Sejarah gerakan Anti korupsi yang dilakukan oleh mahasiswa

Selasa, 26 April 2022 | 11:11 WIB

Sejarah gerakan Anti korupsi yang dilakukan oleh mahasiswa

Pemahaman dan kesadaran tentang bahaya tindak pidana korupsi harus ditanamkan sejak dini. Universitas Negeri Semarang (UNNES) sebagai perguruan tinggi pencetak lulusan terbaik juga harus menjadi yang terdepan untuk menggiatkan hal tersebut.

Seperti yang dilakukan Mahasiswa Fakultas Hukum Universitas Negeri Semarang (FH UNNES) yang menggelar Webinar Mahasiswa Pelopor Gerakan Anti Korupsi.

Webinar ini merupakan salah satu output dari mata kuliah Pendidikan Anti Korupsi Fakultas Hukum UNNES sebagai salah satu upaya meningkatkan partisipasi mahasiswa dalam mempelopori gerakan anti korupsi baik di lingkungan masyarakat maupun di lingkungan kampus.

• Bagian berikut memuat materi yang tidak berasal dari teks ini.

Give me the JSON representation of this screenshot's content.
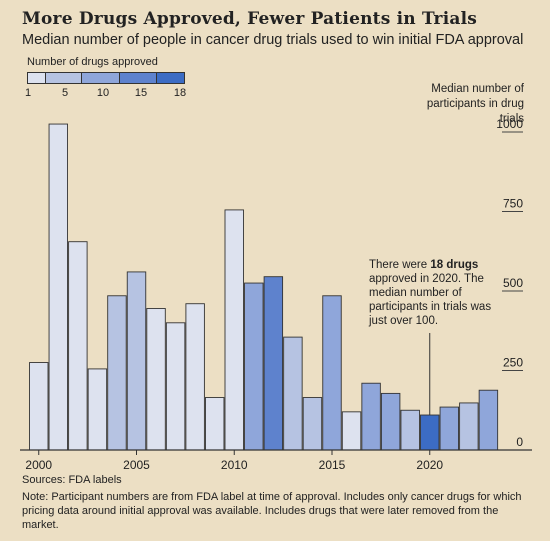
{
  "header": {
    "title": "More Drugs Approved, Fewer Patients in Trials",
    "subtitle": "Median number of people in cancer drug trials used to win initial FDA approval"
  },
  "legend": {
    "title": "Number of drugs approved",
    "ticks": [
      "1",
      "5",
      "10",
      "15",
      "18"
    ],
    "colors": [
      "#dde2ef",
      "#b6c3e2",
      "#8fa6da",
      "#5e82cd"
    ]
  },
  "annotation": {
    "before": "There were ",
    "bold": "18 drugs",
    "after": " approved in 2020. The median number of participants in trials was just over 100."
  },
  "footer": {
    "source": "Sources: FDA labels",
    "note": "Note: Participant numbers are from FDA label at time of approval. Includes only cancer drugs for which pricing data around initial approval was available. Includes drugs that were later removed from the market."
  },
  "chart_data": {
    "type": "bar",
    "title": "More Drugs Approved, Fewer Patients in Trials",
    "ylabel": "Median number of participants in drug trials",
    "ylim": [
      0,
      1000
    ],
    "yticks": [
      0,
      250,
      500,
      750,
      1000
    ],
    "xticks": [
      2000,
      2005,
      2010,
      2015,
      2020
    ],
    "x": [
      2000,
      2001,
      2002,
      2003,
      2004,
      2005,
      2006,
      2007,
      2008,
      2009,
      2010,
      2011,
      2012,
      2013,
      2014,
      2015,
      2016,
      2017,
      2018,
      2019,
      2020,
      2021,
      2022,
      2023
    ],
    "values": [
      275,
      1025,
      655,
      255,
      485,
      560,
      445,
      400,
      460,
      165,
      755,
      525,
      545,
      355,
      165,
      485,
      120,
      210,
      178,
      125,
      110,
      135,
      148,
      188
    ],
    "drugs_approved_bin": [
      0,
      0,
      0,
      0,
      1,
      1,
      0,
      0,
      0,
      0,
      0,
      2,
      3,
      1,
      1,
      2,
      0,
      2,
      2,
      1,
      4,
      2,
      1,
      2
    ],
    "colors": [
      "#dde2ef",
      "#b6c3e2",
      "#8fa6da",
      "#5e82cd",
      "#3c6cc4"
    ],
    "annotation_year": 2020,
    "grid": false
  }
}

Webinar Mahasiswa Pelopor Gerakan Anti Korupsi diselenggarakan oleh kelompok kecil bernama GEBRAK (Gerakan Berantas Korupsi) yang dilaksanakan secara daring melalui Zoom Meeting.

Acara ini dihadiri oleh 26 peserta yang merupakan mahasiswa UNNES dari berbagai prodi yang berbeda. Webinar ini mengusung Tema “Mahasiswa Pelopor Gerakan Anti Korupsi” dengan harapan peserta dapat mendapatkan ilmu dan pengalaman terkait peran mahasiswa dalam memberantas korupsi yang dapat diterapkan sehari-hari.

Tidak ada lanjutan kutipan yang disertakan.